Si chiama Clarity il dispositivo creato da un ex attivista di Greenpeace per monitorare la qualità dell’aria delle megalopoli cinesi raccogliendo dati ambientali. Obiettivo: mappare l’inquinamento in tutto il mondo (in crowdsourcing)
Utilizzare la rete per creare consapevolezza su ciò che stiamo effettivamente respirando, e proteggerci adeguatamente. Per David Lu, studente di ingegneria ambientale nato e cresciuto a Shanghai e in visita all’università di Berkeley, si tratta di una questione personale, che tocca la quotidianità di milioni di suoi connazionali, e non solo, e che l’ha portato giovanissimo a mettere a punto il più piccolo sensore al mondo, facile da portare con sé come un portachiavi.
Come funziona?
Il funzionamento è molto semplice: si illumina di verde se i livelli sono entro la soglia, di rosso se non lo sono. Si chiama Clarity e rileva il livello di inquinamento presente nel luogo in cui ci troviamo.

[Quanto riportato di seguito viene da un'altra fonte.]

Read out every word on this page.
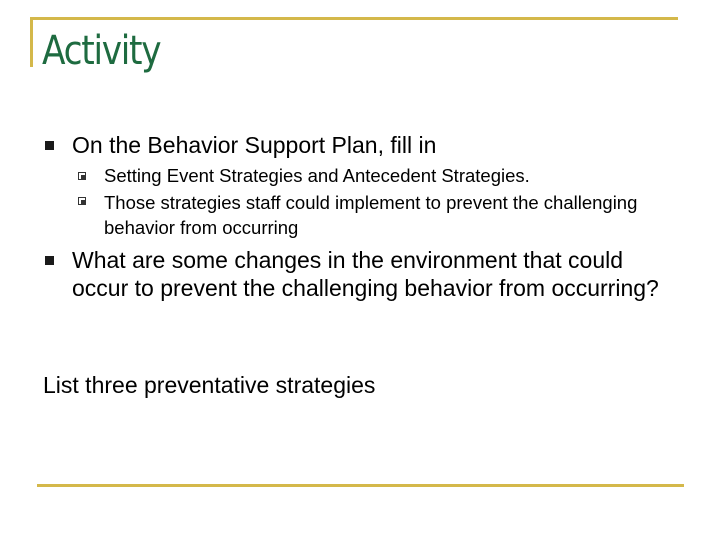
Activity
On the Behavior Support Plan, fill in
Setting Event Strategies and Antecedent Strategies.
Those strategies staff could implement to prevent the challenging behavior from occurring
What are some changes in the environment that could occur to prevent the challenging behavior from occurring?
List three preventative strategies
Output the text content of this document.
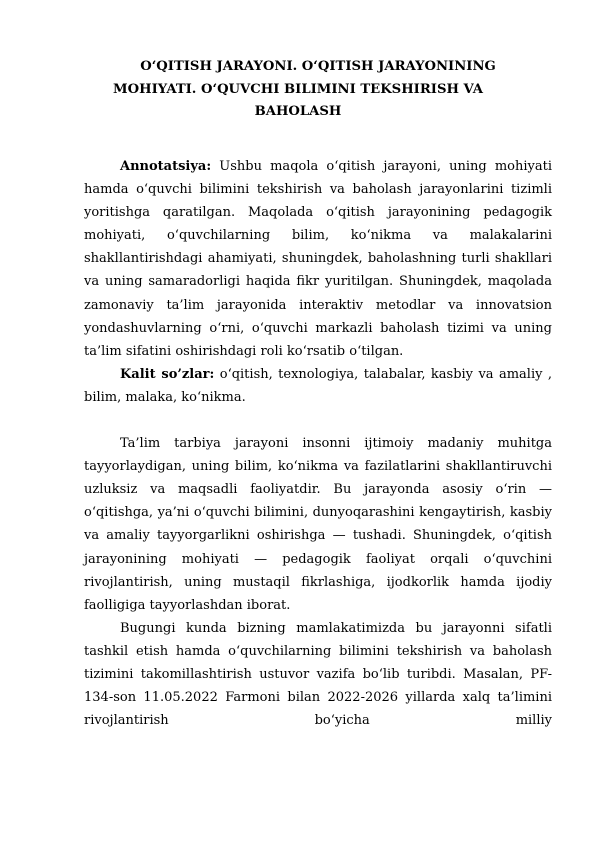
O‘QITISH JARAYONI. O‘QITISH JARAYONINING
MOHIYATI. O‘QUVCHI BILIMINI TEKSHIRISH VA
BAHOLASH

Annotatsiya: Ushbu maqola o‘qitish jarayoni, uning mohiyati hamda o‘quvchi bilimini tekshirish va baholash jarayonlarini tizimli yoritishga qaratilgan. Maqolada o‘qitish jarayonining pedagogik mohiyati, o‘quvchilarning bilim, ko‘nikma va malakalarini shakllantirishdagi ahamiyati, shuningdek, baholashning turli shakllari va uning samaradorligi haqida fikr yuritilgan. Shuningdek, maqolada zamonaviy ta’lim jarayonida interaktiv metodlar va innovatsion yondashuvlarning o‘rni, o‘quvchi markazli baholash tizimi va uning ta’lim sifatini oshirishdagi roli ko‘rsatib o‘tilgan.

Kalit so’zlar: o‘qitish, texnologiya, talabalar, kasbiy va amaliy , bilim, malaka, ko‘nikma.

Ta’lim tarbiya jarayoni insonni ijtimoiy madaniy muhitga tayyorlaydigan, uning bilim, ko‘nikma va fazilatlarini shakllantiruvchi uzluksiz va maqsadli faoliyatdir. Bu jarayonda asosiy o‘rin — o‘qitishga, ya’ni o‘quvchi bilimini, dunyoqarashini kengaytirish, kasbiy va amaliy tayyorgarlikni oshirishga — tushadi. Shuningdek, o‘qitish jarayonining mohiyati — pedagogik faoliyat orqali o‘quvchini rivojlantirish, uning mustaqil fikrlashiga, ijodkorlik hamda ijodiy faolligiga tayyorlashdan iborat.

Bugungi kunda bizning mamlakatimizda bu jarayonni sifatli tashkil etish hamda o‘quvchilarning bilimini tekshirish va baholash tizimini takomillashtirish ustuvor vazifa bo‘lib turibdi. Masalan, PF-134-son 11.05.2022 Farmoni bilan 2022-2026 yillarda xalq ta’limini rivojlantirish bo‘yicha milliy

Nelle metropoli cinesi o indiane, le concentrazioni di PM 2.5 sono infatti altissime, anche oltre 500 microgrammi per metro cubo, quando il limite consigliato sarebbe 25 microgrammi.
Dall’Università americana di Berkeley all’incubatore cinese
Forse non è un caso che Lu sia così interessato ai temi legati all’ambiente: come si legge nel suo profilo linkedin, prima di fondare Clarity nel 2014, ha lavorato cinque mesi con Greenpeace. Il dispositivo però non è nato interamente negli Stati Uniti. Dopo le prime fasi di sviluppo di Clarity all’interno dell’incubatore per startup dell’Università di Berkeley, il giovane team si è recato per tre mesi proprio in Cina presso un’organizzazione chiamata HAXLR8R, che ha permesso loro di affinare il dispositivo.
Ma è sufficiente conoscere il livello di inquinamento per proteggersi?
Posto che la questione nevralgica dell’inquinamento spropositato delle megalopoli mondiali non è trovare il modo di difendersi, quanto ridurre l’inquinamento stesso, con lo scopo di migliorare la qualità della vita delle persone, in un momento come questo in cui ciò ancora fatica ad avvenire, la possibilità di proteggersi adeguatamente per gli abitanti di una grande metropoli assume un’importanza primaria. Ma per un abitante è sufficiente conoscere il livello di inquinamento medio cittadino? Secondo Lu no. La vera rivoluzione è rendere la mappa dell’inquinamento cittadino sempre più dettagliata, in modo che l’utente possa conoscere il livello di PM 2.5 nel punto preciso della città in cui si trova ed eventualmente utilizzare una mascherina protettiva, o scegliere un’altra strada meno inquinata se sta facendo jogging.
Mappare l’inquinamento, un lavoro di gruppo
Una delle ambizioni dei sette giovanissimi fondatori è generare infatti la mappa dell’inquinamento dell’aria più dettagliata al mondo, strada per strada. Clarity è collegato infatti a una app che raccoglie i dati ed elabora delle statistiche, mappando le diverse zone della città. L’aspetto più interessante dei dati è la raccolta stessa, che avviene tramite gli utenti stessi che posseggono Clarity. Una sorta di crowdsourcing che mantiene la privacy dell’utente. Il sistema memorizza la data, l’ora, la posizione geografica, e i dati sulla qualità dell’aria, e quando è collegato alla rete, invia i dati al servizio cloud, senza alcuna associazione con l’identità di un utente.
Al momento Clarity non è ancora in commercio, ma a quanto si apprende i tempi non dovrebbero essere troppo lunghi e il costo dovrebbe aggirarsi fra i 50 e i 75 dollari.